全く。香港はあまりイスラマないからテロ対策で選んだんじゃなかったんですか。

さすがに背中に冷たいくて細かい物が泡立つのを感じる。

そして、このWi-fi用アクセスページが書き換えられているってことはかなり計画的な犯行だ。

今アクセスしていること自体かなり危険だ。相手はきっとサーバログだって見えてる。

少なくとも「誰か」がこのアクセスポイントにアクセスしたのはバレテル。

そこまで考えてからやっと冷静さを取り戻したところで、ようやく回線遮断のためにネットワーク設定を開くことに辿り着いた。

この後のことを考えると頭に血が上って、ギンギンのクーラーの中なのに耳が蒸気するのを感じる。

そう自覚した時、AR気味に視界に被っていた画面が揺らいだ。

そう、視界じゃない。確かに画面が揺らいだんだ。


スティールチャレンジは実在します。興味のある方はぜひご検索下さい。

おそらく今後、本編でしょっちゅう出てきます。

ところで、他の方の作品で「少し冷静さ鋭さを取り戻す。」と書いていたら誤字かなーと自分も思うので、自分用メモとしても残しておきますが、これは誤記ではありません。勢いです。

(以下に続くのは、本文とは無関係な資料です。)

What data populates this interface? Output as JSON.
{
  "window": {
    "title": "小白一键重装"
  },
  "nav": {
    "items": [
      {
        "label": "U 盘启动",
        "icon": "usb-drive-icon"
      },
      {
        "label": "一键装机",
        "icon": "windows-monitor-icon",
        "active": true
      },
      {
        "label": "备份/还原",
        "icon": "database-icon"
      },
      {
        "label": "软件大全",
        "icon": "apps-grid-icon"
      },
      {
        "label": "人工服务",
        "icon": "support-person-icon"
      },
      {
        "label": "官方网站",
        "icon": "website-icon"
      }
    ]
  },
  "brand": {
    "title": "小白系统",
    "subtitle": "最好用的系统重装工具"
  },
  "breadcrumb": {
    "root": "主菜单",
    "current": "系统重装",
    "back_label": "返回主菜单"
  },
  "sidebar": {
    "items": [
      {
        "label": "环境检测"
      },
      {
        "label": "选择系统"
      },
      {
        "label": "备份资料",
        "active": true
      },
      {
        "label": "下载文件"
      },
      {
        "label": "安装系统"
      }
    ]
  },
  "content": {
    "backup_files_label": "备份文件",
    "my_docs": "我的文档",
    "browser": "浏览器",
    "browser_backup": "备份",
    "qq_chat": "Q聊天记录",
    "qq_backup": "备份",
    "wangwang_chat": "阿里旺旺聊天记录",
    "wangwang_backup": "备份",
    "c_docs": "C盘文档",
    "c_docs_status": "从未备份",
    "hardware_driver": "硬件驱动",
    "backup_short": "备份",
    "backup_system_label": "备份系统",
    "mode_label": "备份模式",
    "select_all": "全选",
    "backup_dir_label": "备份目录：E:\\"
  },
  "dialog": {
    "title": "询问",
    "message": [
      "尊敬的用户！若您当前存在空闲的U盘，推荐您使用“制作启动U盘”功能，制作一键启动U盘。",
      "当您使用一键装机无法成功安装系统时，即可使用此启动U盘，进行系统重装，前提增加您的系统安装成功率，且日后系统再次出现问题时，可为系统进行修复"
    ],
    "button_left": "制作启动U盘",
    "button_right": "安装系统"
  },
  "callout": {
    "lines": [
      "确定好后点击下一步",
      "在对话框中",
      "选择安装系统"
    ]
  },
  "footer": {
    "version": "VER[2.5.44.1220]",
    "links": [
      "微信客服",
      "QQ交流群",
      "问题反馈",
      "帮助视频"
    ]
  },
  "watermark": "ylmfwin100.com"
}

そして、登場人物の名前とか、まだ全然出せていない状況であることに気づきちょっと慌てています。

年内に最低でもあと一人は作中での呼び名が付いた人を出したいですね。

ちなみに、現在頭にあるネタをそのまま吐き出すと、残り数話の中で一番セリフがあるのは練習用のカウントダウンと時間記録をしてくれる「小箱さん」になりかねません。

まあ、小箱さんはすらっとしてて優しい声で、文句を言わず練習に付き合ってくれる素敵な人(?)なので仕方ないですね。